You do not need to paste the header row. If you do paste it, the non-numeric text will be automatically removed and may not affect the analysis.

Run the analysis

Click “Start group comparison” to generate:
Summary statistics (e.g., mean ± SD or median (IQR), P-values)
Interactive plots (for selected variable)

Bars indicate mean values for parametric datasets or median values for non-parametric datasets.

*This method considers the family-wise error rate (FWER) but does not apply false discovery rate (FDR) corrections.

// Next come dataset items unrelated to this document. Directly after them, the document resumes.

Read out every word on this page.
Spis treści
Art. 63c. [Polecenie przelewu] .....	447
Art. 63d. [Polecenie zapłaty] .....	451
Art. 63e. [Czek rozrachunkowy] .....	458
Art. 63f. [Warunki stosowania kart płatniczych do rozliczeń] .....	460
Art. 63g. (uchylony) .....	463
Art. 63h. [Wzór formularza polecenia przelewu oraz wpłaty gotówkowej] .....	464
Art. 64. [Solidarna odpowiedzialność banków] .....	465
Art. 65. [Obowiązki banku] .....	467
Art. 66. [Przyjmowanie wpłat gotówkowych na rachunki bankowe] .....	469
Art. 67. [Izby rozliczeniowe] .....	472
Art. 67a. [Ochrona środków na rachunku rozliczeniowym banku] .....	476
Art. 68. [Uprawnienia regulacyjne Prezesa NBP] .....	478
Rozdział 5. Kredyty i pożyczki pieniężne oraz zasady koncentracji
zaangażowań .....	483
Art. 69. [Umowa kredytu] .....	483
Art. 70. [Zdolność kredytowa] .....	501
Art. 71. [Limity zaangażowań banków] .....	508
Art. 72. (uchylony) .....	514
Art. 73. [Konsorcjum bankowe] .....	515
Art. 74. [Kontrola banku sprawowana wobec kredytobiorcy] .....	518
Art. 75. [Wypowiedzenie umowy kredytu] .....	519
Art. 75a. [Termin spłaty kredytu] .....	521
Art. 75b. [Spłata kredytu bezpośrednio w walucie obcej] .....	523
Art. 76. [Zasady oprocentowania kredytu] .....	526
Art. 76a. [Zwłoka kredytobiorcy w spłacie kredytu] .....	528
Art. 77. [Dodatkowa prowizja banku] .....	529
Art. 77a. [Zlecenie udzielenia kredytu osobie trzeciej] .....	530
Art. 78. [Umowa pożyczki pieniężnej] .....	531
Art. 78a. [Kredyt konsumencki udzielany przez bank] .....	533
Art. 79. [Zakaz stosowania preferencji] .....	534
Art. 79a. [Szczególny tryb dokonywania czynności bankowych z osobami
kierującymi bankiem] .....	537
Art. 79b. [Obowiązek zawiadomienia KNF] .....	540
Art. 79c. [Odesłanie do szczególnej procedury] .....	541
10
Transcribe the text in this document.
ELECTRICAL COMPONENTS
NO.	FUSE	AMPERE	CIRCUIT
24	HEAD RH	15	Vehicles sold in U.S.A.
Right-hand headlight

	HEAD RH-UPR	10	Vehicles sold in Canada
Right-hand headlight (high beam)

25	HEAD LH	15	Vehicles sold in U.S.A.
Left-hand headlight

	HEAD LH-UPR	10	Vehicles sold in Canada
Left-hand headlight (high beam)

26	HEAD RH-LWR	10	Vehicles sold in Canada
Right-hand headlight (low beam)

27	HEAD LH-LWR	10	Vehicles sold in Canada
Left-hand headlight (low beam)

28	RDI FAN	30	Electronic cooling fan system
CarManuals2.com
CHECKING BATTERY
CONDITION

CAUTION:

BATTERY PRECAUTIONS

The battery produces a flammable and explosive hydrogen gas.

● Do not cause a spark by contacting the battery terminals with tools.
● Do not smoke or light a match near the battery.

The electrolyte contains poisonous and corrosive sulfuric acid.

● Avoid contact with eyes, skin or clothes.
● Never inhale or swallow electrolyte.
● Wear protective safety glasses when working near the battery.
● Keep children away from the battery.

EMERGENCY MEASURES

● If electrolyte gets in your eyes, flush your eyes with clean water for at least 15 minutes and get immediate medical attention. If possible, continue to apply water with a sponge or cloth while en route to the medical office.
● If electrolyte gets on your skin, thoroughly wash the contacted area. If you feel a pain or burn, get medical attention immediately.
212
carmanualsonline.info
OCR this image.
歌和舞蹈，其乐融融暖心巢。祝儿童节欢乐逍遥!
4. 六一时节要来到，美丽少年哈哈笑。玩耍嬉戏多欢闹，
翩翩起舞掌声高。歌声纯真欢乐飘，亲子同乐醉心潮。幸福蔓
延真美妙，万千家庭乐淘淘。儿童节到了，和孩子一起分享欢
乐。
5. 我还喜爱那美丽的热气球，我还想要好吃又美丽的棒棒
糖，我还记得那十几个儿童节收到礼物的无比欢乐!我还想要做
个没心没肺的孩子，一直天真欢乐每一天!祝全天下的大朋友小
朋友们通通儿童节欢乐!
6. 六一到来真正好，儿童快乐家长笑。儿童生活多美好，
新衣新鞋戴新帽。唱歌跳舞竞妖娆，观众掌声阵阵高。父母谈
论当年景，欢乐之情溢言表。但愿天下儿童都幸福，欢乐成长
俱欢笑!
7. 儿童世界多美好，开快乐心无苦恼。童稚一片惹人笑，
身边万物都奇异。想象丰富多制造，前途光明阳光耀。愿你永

*If you don’t know whether variance assumptions are satisfied or not in your datasets, please use Welch’s t-test. Variance tests such as Levene’s test are often unreliable with small or unbalanced samples. It is very helpful to read this: How do you know if the standard deviation of the groups is the same? (Statistics Kingdom)


References

[1] Cseh, Domonkos, et al. “Phenotypes of Hypertension: Impact of Age and Sex on Hemodynamic Mechanisms.” Journal of the American Heart Association 14.17 (2025): e042096.
[2] Kamel, Rima, et al. “Cardiac Gene Therapy With Phosphodiesterase 2A Limits Remodeling and Arrhythmias in Mouse Models of Heart Failure.” Journal of the American Heart Association 14.3 (2025): e037343.
[3] Ryu, Jae Kyu, et al. “Fibrin-targeting immunotherapy protects against neuroinflammation and neurodegeneration.” Nature immunology 19.11 (2018): 1212-1223.